In my hands are copies of the judgment and payment plans signed by both Zimbabwe Music Rights Association (ZIMURA) and the Zimbabwe Broadcasting Corporation (ZBC) (Pvt) Ltd. The matter of ZBC’s liability is now a settled one. They are liable to pay over US$700 000 which is the judgment award plus interests and costs. This amount should never have escalated to that much. It should have been a simple matter of lawyers drafting payment plans and sparing the courts from frivolities. The right of authors and composers to exploit their intellectual property profitably should be clear even to simpletons and to novice law students such as this writer. Especially in such a case where there was a  pre-existing agreement between the litigants that certified and specified obligations. “My brother this is a victory (the dismissed appeal and payment agreement) that we have been crying for. Ours is the hunger and anguish we feel when we hear that executives at ZBC are buying and driving posh cars at our expense,” spoke an artist based in Bulawayo on condition of anonymity at the time of the release of the judgment outcome to members .
Now, copyright holders in the country who may have been gleefully awaiting pay day twiddling their thumbs may have to wait a bit longer as ZBC appears to carry on with impunity in open defiance of a court order and in breach of their own judgment debtor payment plan. The due date for payment of the first tranche of  US$100 000 plus interest of over US$5 000 for March and April according to the judgment debtor’s (ZBC) payment plan was April 29, 2013. “The director cannot take the call as she is not in right now and she will comment,” said a Mr Makombe who is the head of licensing at ZIMURA when contacted for comment over the issue. Pressed on the way forward for the organisation Makombe could only say, “We will have to engage our lawyers on the way forward.”

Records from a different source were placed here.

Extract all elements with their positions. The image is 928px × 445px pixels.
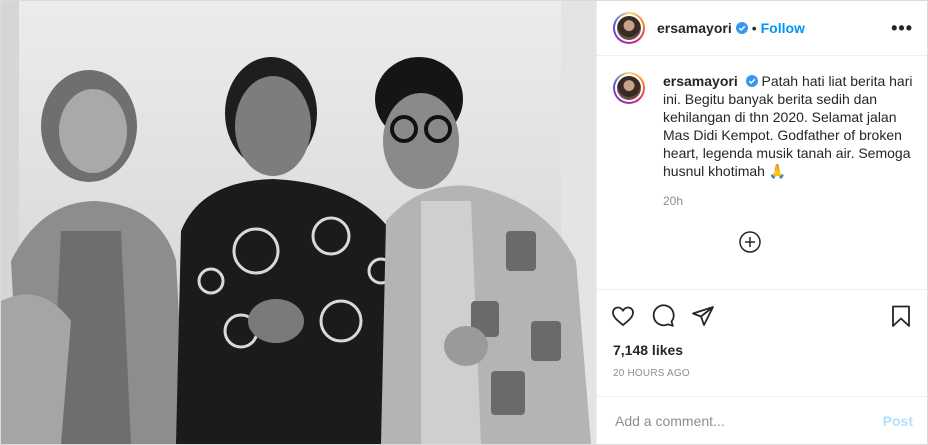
- header-separator: •: [751, 20, 757, 37]
- paper-plane-icon[interactable]: [691, 304, 715, 328]
- caption-username[interactable]: ersamayori: [663, 73, 738, 89]
- comment-bubble-icon[interactable]: [651, 304, 675, 328]
- likes-count[interactable]: 7,148 likes: [597, 342, 927, 362]
- post-photo[interactable]: [1, 1, 597, 444]
- instagram-post: ersamayori • Follow ••• ersamayori Patah…: [0, 0, 928, 445]
- caption-avatar[interactable]: [613, 72, 645, 105]
- comments-section: ersamayori Patah hati liat berita hari i…: [597, 56, 927, 291]
- heart-icon[interactable]: [611, 304, 635, 328]
- caption-time[interactable]: 20h: [663, 194, 913, 208]
- verified-badge-icon: [745, 75, 758, 88]
- follow-button[interactable]: Follow: [761, 20, 805, 36]
- post-timestamp[interactable]: 20 HOURS AGO: [597, 362, 927, 388]
- verified-badge-icon: [735, 22, 748, 35]
- avatar[interactable]: [613, 12, 645, 45]
- post-comment-button[interactable]: Post: [883, 413, 913, 429]
- post-sidebar: ersamayori • Follow ••• ersamayori Patah…: [597, 1, 927, 444]
- add-comment-bar: Post: [597, 396, 927, 444]
- caption: ersamayori Patah hati liat berita hari i…: [613, 72, 913, 180]
- post-header: ersamayori • Follow •••: [597, 1, 927, 57]
- more-options-button[interactable]: •••: [891, 18, 913, 39]
- plus-circle-icon[interactable]: [739, 231, 761, 254]
- header-username[interactable]: ersamayori: [657, 20, 732, 36]
- comment-input[interactable]: [613, 411, 883, 430]
- caption-body: ersamayori Patah hati liat berita hari i…: [663, 72, 913, 180]
- action-bar: [597, 290, 927, 342]
- photo-illustration: [1, 1, 596, 444]
- bookmark-icon[interactable]: [889, 304, 913, 328]
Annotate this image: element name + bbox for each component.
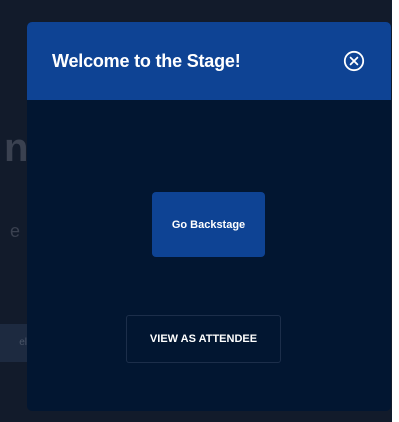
modal-title: Welcome to the Stage! (52, 50, 241, 71)
background-heading-fragment: n (4, 126, 29, 170)
background-text-fragment: e (10, 221, 21, 241)
background-chip-fragment: el (0, 324, 27, 362)
view-as-attendee-button[interactable]: VIEW AS ATTENDEE (126, 315, 281, 363)
close-circle-icon (343, 50, 365, 72)
go-backstage-button[interactable]: Go Backstage (152, 192, 265, 257)
modal-header: Welcome to the Stage! (27, 22, 391, 100)
welcome-modal: Welcome to the Stage! Go Backstage VIEW … (27, 22, 391, 411)
modal-body: Go Backstage VIEW AS ATTENDEE (27, 100, 391, 411)
close-icon[interactable] (343, 50, 365, 72)
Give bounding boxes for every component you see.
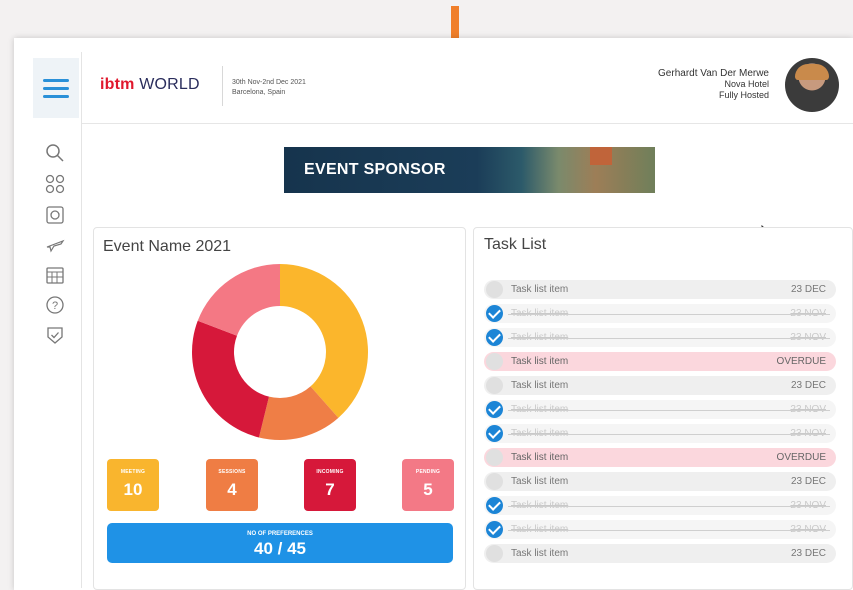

Broadcasting stations such as ZBC must accept that their programming is heavily reliant on the works of songwriters whose music is daily churned out through the airwaves. Their programming attracts the advertisers who bring in money to their coffers. They charge clients for their services. In turn, performing rights management associations such as ZIMURA must be paid in order to pay their members. It is and should be a sweet enough deal for all concerned. It is befuddling for ZBC to have pussy footed around this issue for as long as they have. This is how the capitalist system works – you pay for services rendered to you as per agreement. Except that the radio stations occasionally play truant and begrudge the holders of copyrighted works their dues.
The Zimbabwe Music Rights Association’s victory in the High Court and in the subsequent appeal by ZBC against the award of the contested sum of money with costs of over US$700 000 to member songwriters, serves a powerful             warning to other fledgling broadcasters and individuals that the law will no longer brook the         preceding nonsense where struggling artistes were being robbed with impunity of the just reward for their works. Star FM and ZiFM are the latest additions to the market. Of course the judgment has laid a precedent that makes it imperative for these new players to toe the proverbial line.
 At the time of going to press it was not yet clear from either side that ZBC had made good on its own signed judgment debtor payment plan. It is difficult to see how ZBC hopes to escape its liability, if at all that is its wish. The organisation must either pay or the sheriff will have to have his way.